In this embodiment, the two coils 201 and 211, the two armatures 202 and 212, and the two movable springs 213 are arranged, and it is possible to remarkably increase the working force of the electromagnetic relay to operate the movable springs 213. Even when it is required to apply a high voltage to the coils 201 and 211, the high voltage to be applied may be reduced to a lowered voltage and the lowered voltage may be applied to each of the coils 201 and 211.

Similarly, the electromagnetic relays of the previously described first and second embodiments may also be arranged to include a plurality of coils, a plurality of armatures, and a plurality of movable springs. Such modifications provide the advantageous features that are the same as those of the third embodiment mentioned above.
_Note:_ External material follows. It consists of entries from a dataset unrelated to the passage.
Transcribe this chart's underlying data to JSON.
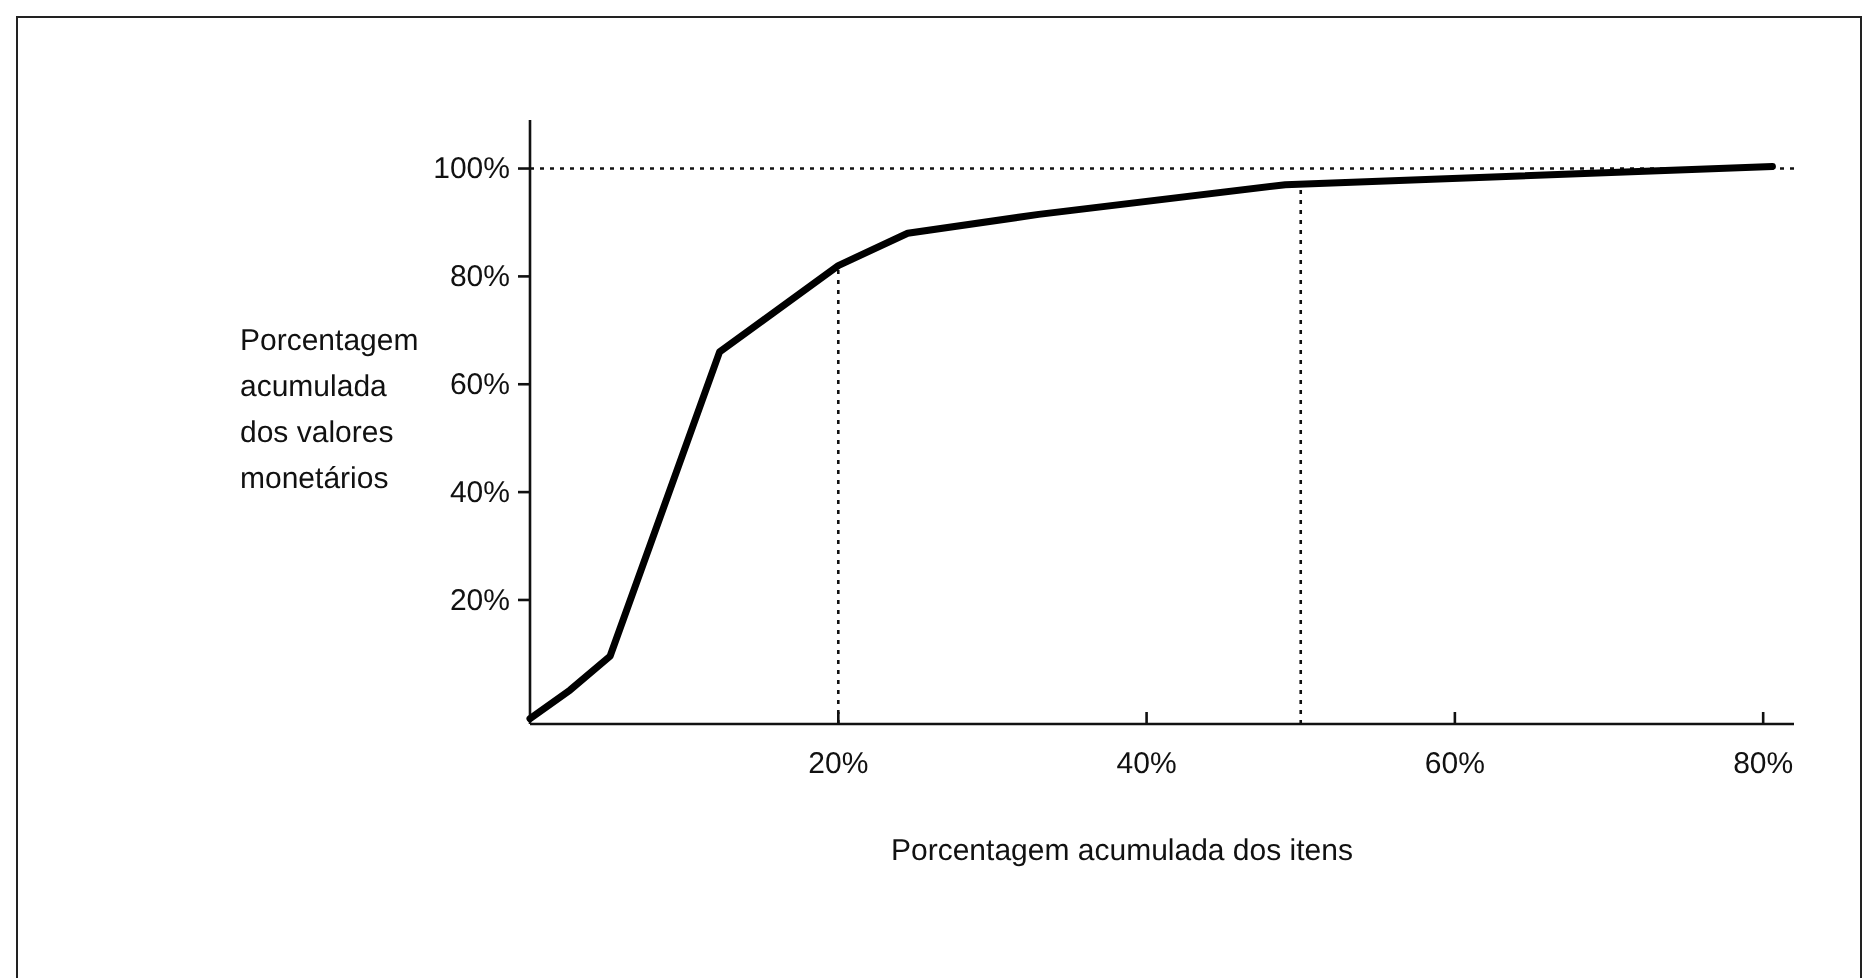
{
  "chart_data": {
    "type": "line",
    "xlabel": "Porcentagem acumulada dos itens",
    "ylabel": "Porcentagem acumulada dos valores monetários",
    "x": [
      0,
      2.6,
      5.2,
      12.3,
      20,
      24.5,
      33,
      49,
      80.6
    ],
    "series": [
      {
        "color": "#000000",
        "values": [
          -2,
          3.3,
          9.6,
          66,
          82,
          88,
          91.5,
          97,
          100.4
        ]
      }
    ],
    "xlim": [
      0,
      82
    ],
    "ylim": [
      -3,
      109
    ],
    "xticks": [
      {
        "value": 20,
        "label": "20%"
      },
      {
        "value": 40,
        "label": "40%"
      },
      {
        "value": 60,
        "label": "60%"
      },
      {
        "value": 80,
        "label": "80%"
      }
    ],
    "yticks": [
      {
        "value": 20,
        "label": "20%"
      },
      {
        "value": 40,
        "label": "40%"
      },
      {
        "value": 60,
        "label": "60%"
      },
      {
        "value": 80,
        "label": "80%"
      },
      {
        "value": 100,
        "label": "100%"
      }
    ],
    "ref_lines": [
      {
        "axis": "y",
        "value": 100,
        "line_style": "dotted"
      },
      {
        "axis": "x",
        "value": 20,
        "line_style": "dotted"
      },
      {
        "axis": "x",
        "value": 50,
        "line_style": "dotted"
      }
    ],
    "grid": false,
    "marker": "none",
    "line_style": "solid"
  }
}
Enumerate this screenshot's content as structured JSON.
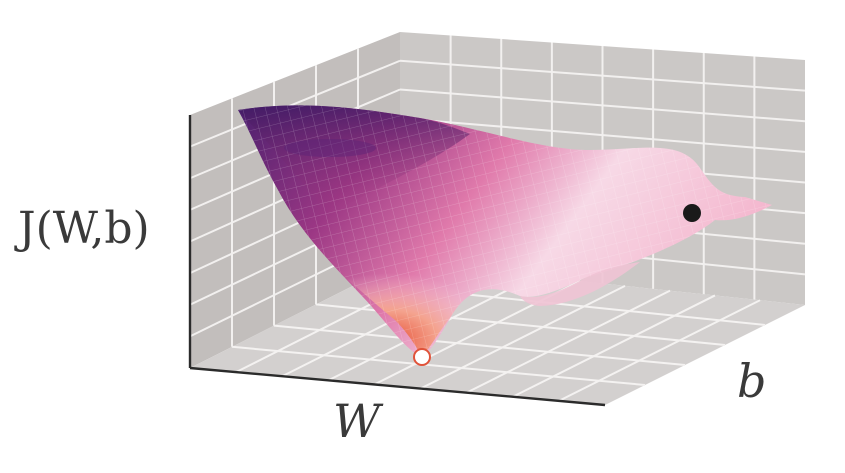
{
  "labels": {
    "z_axis": "J(W,b)",
    "x_axis": "W",
    "y_axis": "b"
  },
  "colors": {
    "panel": "#cfcccb",
    "panel_dark": "#bcb8b6",
    "grid": "#f2f0ef",
    "surface_peak": "#4a1f6e",
    "surface_mid": "#c9407f",
    "surface_light": "#f7d9e6",
    "surface_valley": "#e8553a",
    "start_point": "#1a1a1a",
    "minimum_point": "#ffffff"
  },
  "icons": {
    "start": "black-dot-icon",
    "minimum": "white-dot-icon"
  }
}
As described in the foregoing, the electromagnetic relay according to the invention can reduce the power loss and improve the safety in supplying electric power. Especially, the electromagnetic relay according to the invention is appropriate for the cases where a large-current or high-voltage electric power is supplied.

The present invention is not limited to the specifically disclosed embodiments, and variations and modifications may be made without departing from the scope of the present invention.
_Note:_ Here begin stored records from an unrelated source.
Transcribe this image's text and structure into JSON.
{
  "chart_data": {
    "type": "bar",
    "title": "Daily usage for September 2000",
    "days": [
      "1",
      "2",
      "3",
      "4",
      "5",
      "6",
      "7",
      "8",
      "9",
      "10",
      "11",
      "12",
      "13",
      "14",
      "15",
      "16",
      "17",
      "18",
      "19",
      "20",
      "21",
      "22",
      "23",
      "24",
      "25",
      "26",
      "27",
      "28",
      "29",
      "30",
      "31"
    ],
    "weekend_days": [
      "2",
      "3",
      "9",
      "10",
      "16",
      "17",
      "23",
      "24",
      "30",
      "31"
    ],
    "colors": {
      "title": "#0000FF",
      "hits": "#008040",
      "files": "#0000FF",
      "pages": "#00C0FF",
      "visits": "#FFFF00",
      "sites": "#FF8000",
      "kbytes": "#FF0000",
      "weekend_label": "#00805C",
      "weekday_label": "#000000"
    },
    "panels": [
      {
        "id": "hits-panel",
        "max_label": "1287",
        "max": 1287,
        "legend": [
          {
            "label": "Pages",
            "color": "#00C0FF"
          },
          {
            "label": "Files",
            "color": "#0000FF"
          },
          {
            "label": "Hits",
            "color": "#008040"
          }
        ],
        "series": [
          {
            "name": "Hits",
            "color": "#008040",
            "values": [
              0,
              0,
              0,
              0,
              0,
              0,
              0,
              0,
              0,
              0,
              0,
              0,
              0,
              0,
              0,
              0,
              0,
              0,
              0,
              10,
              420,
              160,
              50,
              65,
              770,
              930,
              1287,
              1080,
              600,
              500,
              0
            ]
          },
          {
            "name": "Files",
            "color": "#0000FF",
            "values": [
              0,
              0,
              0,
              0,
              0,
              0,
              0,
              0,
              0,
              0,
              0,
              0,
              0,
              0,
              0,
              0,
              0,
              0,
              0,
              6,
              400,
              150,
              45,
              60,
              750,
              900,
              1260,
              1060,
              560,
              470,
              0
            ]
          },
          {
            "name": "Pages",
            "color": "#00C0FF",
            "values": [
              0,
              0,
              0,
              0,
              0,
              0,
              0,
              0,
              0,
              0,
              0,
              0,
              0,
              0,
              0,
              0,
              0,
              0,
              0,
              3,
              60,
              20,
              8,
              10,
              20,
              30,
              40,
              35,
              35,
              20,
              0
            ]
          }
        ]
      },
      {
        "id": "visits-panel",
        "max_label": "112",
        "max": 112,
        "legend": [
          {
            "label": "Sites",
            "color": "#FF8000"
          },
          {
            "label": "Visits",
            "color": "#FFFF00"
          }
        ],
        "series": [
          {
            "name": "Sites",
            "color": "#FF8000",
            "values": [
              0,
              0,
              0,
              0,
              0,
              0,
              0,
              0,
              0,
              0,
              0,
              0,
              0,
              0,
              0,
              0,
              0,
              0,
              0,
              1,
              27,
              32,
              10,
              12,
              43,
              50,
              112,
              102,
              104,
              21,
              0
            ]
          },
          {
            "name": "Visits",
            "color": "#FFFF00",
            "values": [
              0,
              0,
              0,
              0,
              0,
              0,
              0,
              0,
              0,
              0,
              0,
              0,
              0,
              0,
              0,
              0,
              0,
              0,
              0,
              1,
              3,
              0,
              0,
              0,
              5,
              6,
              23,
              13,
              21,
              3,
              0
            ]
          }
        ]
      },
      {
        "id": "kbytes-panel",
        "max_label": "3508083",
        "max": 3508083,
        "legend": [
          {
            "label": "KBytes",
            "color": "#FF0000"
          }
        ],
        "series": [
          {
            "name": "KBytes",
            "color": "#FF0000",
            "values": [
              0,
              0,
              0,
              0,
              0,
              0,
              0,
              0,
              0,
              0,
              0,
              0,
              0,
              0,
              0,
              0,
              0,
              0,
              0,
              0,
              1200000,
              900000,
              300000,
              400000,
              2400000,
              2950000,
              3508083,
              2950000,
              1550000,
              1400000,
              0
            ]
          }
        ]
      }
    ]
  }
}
The present application is based on Japanese patent application No. 2008-236192, filed on Sep. 16, 2008, the contents of which are incorporated herein by reference in their entirety.

Claims

1. An electromagnetic relay comprising:

a coil;

an armature that is electromagnetically attracted by the coil when current flows through the coil;

two fixed contacts;

a movable spring disposed to be movable to the fixed contacts;

a conductive plate connected to the movable spring and including two movable contacts, the movable contacts being brought in contact with the fixed contacts respectively via the movable spring by the armature attracted by the coil,

wherein, when the fixed contacts and the movable contacts are in contact, the fixed contacts are electrically connected to each other via the conductive plate,

wherein the movable spring is made of an insulating material and includes retaining parts of the insulating material integrally formed in the movable spring to connect the movable spring and the conductive plate together, and

wherein the movable spring is connected at one end to a base frame of the electromagnetic relay, and when the armature attracted by the coil is moved, the movable spring is bent by the armature so that the movable contacts of the conductive plate connected to the movable spring are brought in contact with the fixed contacts.
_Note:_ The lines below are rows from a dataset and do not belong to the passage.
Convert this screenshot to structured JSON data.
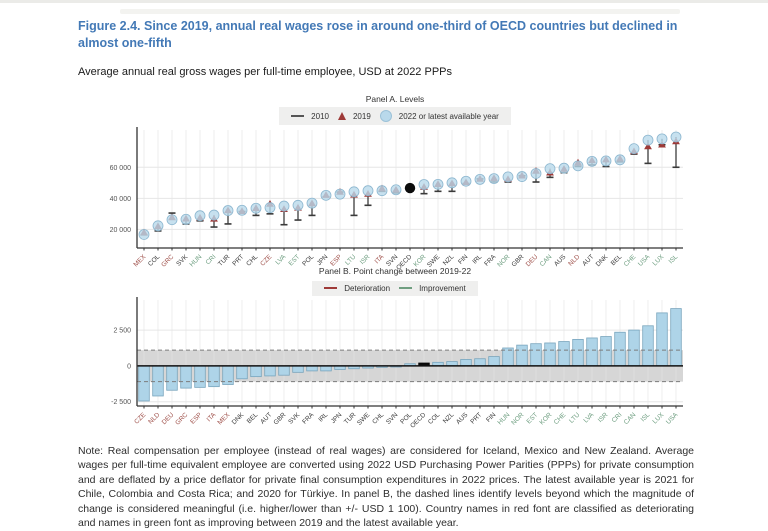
{
  "page": {
    "title": "Figure 2.4. Since 2019, annual real wages rose in around one-third of OECD countries but declined in almost one-fifth",
    "subtitle": "Average annual real gross wages per full-time employee, USD at 2022 PPPs",
    "note": "Note: Real compensation per employee (instead of real wages) are considered for Iceland, Mexico and New Zealand. Average wages per full-time equivalent employee are converted using 2022 USD Purchasing Power Parities (PPPs) for private consumption and are deflated by a price deflator for private final consumption expenditures in 2022 prices. The latest available year is 2021 for Chile, Colombia and Costa Rica; and 2020 for Türkiye. In panel B, the dashed lines identify levels beyond which the magnitude of change is considered meaningful (i.e. higher/lower than +/- USD 1 100). Country names in red font are classified as deteriorating and names in green font as improving between 2019 and the latest available year."
  },
  "colors": {
    "title_blue": "#4379b6",
    "bar_fill": "#aed4e8",
    "bar_stroke": "#79a5bd",
    "triangle_red": "#9e3a38",
    "circle_fill": "#b9d9eb",
    "circle_stroke": "#8cb6cf",
    "oecd_black": "#0c0c0c",
    "label_red": "#a0524c",
    "label_green": "#71a083",
    "label_default": "#404040",
    "band_gray": "#d6d6d6",
    "grid": "#e6e6e6",
    "axis": "#333333"
  },
  "chart_data": [
    {
      "type": "scatter",
      "title": "Panel A. Levels",
      "legend": [
        {
          "marker": "dash",
          "label": "2010"
        },
        {
          "marker": "triangle",
          "label": "2019"
        },
        {
          "marker": "circle",
          "label": "2022  or latest available year"
        }
      ],
      "ylim": [
        8000,
        84000
      ],
      "yticks": [
        20000,
        40000,
        60000
      ],
      "grid": true,
      "categories": [
        "MEX",
        "COL",
        "GRC",
        "SVK",
        "HUN",
        "CRI",
        "TUR",
        "PRT",
        "CHL",
        "CZE",
        "LVA",
        "EST",
        "POL",
        "JPN",
        "ESP",
        "LTU",
        "ISR",
        "ITA",
        "SVN",
        "OECD",
        "KOR",
        "SWE",
        "NZL",
        "FIN",
        "IRL",
        "FRA",
        "NOR",
        "GBR",
        "DEU",
        "CAN",
        "AUS",
        "NLD",
        "AUT",
        "DNK",
        "BEL",
        "CHE",
        "USA",
        "LUX",
        "ISL"
      ],
      "label_colors": [
        "red",
        "default",
        "red",
        "default",
        "green",
        "green",
        "default",
        "default",
        "default",
        "red",
        "green",
        "green",
        "default",
        "default",
        "red",
        "green",
        "green",
        "red",
        "default",
        "default",
        "green",
        "default",
        "default",
        "default",
        "default",
        "default",
        "green",
        "default",
        "red",
        "green",
        "default",
        "red",
        "default",
        "default",
        "default",
        "green",
        "green",
        "green",
        "green"
      ],
      "series": [
        {
          "name": "2010",
          "values": [
            16500,
            19000,
            30500,
            23500,
            25500,
            21500,
            23500,
            31500,
            29000,
            30000,
            23000,
            26000,
            29000,
            41000,
            44000,
            29000,
            35500,
            44500,
            43500,
            45500,
            43000,
            44500,
            44500,
            49500,
            52500,
            50500,
            50500,
            54500,
            50500,
            53500,
            56500,
            60500,
            61500,
            60500,
            63500,
            68500,
            62500,
            74500,
            60000
          ]
        },
        {
          "name": "2019",
          "values": [
            18000,
            22050,
            27750,
            26950,
            27550,
            26850,
            32300,
            31800,
            33700,
            36450,
            33050,
            33950,
            36750,
            42150,
            44200,
            42350,
            42850,
            46350,
            45580,
            46400,
            47300,
            49150,
            49700,
            50350,
            52550,
            53050,
            52350,
            54650,
            57700,
            56600,
            58950,
            63000,
            64500,
            65000,
            65550,
            70300,
            73500,
            74600,
            76700
          ]
        },
        {
          "name": "2022 or latest available year",
          "values": [
            16700,
            22300,
            26200,
            26500,
            28800,
            29200,
            32100,
            32300,
            33600,
            34000,
            35000,
            35500,
            36900,
            41900,
            42700,
            44200,
            44900,
            44900,
            45500,
            46600,
            48900,
            49000,
            50000,
            51000,
            52200,
            52700,
            53800,
            54000,
            56000,
            59100,
            59400,
            60900,
            63800,
            64100,
            64800,
            72000,
            77500,
            78300,
            79500
          ]
        }
      ],
      "highlight_category": "OECD"
    },
    {
      "type": "bar",
      "title": "Panel B. Point change between 2019-22",
      "legend": [
        {
          "marker": "dash-red",
          "label": "Deterioration"
        },
        {
          "marker": "dash-green",
          "label": "Improvement"
        }
      ],
      "ylim": [
        -2800,
        4600
      ],
      "yticks": [
        -2500,
        0,
        2500
      ],
      "threshold": 1100,
      "grid": true,
      "categories": [
        "CZE",
        "NLD",
        "DEU",
        "GRC",
        "ESP",
        "ITA",
        "MEX",
        "DNK",
        "BEL",
        "AUT",
        "GBR",
        "SVK",
        "FRA",
        "IRL",
        "JPN",
        "TUR",
        "SWE",
        "CHL",
        "SVN",
        "POL",
        "OECD",
        "COL",
        "NZL",
        "AUS",
        "PRT",
        "FIN",
        "HUN",
        "NOR",
        "EST",
        "KOR",
        "CHE",
        "LTU",
        "LVA",
        "ISR",
        "CRI",
        "CAN",
        "ISL",
        "LUX",
        "USA"
      ],
      "label_colors": [
        "red",
        "red",
        "red",
        "red",
        "red",
        "red",
        "red",
        "default",
        "default",
        "default",
        "default",
        "default",
        "default",
        "default",
        "default",
        "default",
        "default",
        "default",
        "default",
        "default",
        "default",
        "default",
        "default",
        "default",
        "default",
        "default",
        "green",
        "green",
        "green",
        "green",
        "green",
        "green",
        "green",
        "green",
        "green",
        "green",
        "green",
        "green",
        "green"
      ],
      "values": [
        -2450,
        -2100,
        -1700,
        -1550,
        -1500,
        -1450,
        -1300,
        -900,
        -750,
        -700,
        -650,
        -450,
        -350,
        -350,
        -250,
        -200,
        -150,
        -100,
        -80,
        150,
        200,
        250,
        300,
        450,
        500,
        650,
        1250,
        1450,
        1550,
        1600,
        1700,
        1850,
        1950,
        2050,
        2350,
        2500,
        2800,
        3700,
        4000
      ],
      "highlight_category": "OECD"
    }
  ]
}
2. The electromagnetic relay according to claim 1, wherein the movable spring is made of an elastic insulating material which is selected from a group including polyacetal, polybutylene-terephthalate, polycarbonate, and a hard rubber.

3. The electromagnetic relay according to claim 1, wherein the movable spring and the base frame of the electromagnetic relay are connected together by press fitting.

4. The electromagnetic relay according to claim 1, wherein the movable spring and the base frame of the electromagnetic relay are formed by double molding or integral molding.

5. The electromagnetic relay according to claim 1, wherein the movable spring and the base frame of the electromagnetic relay are formed of a same material.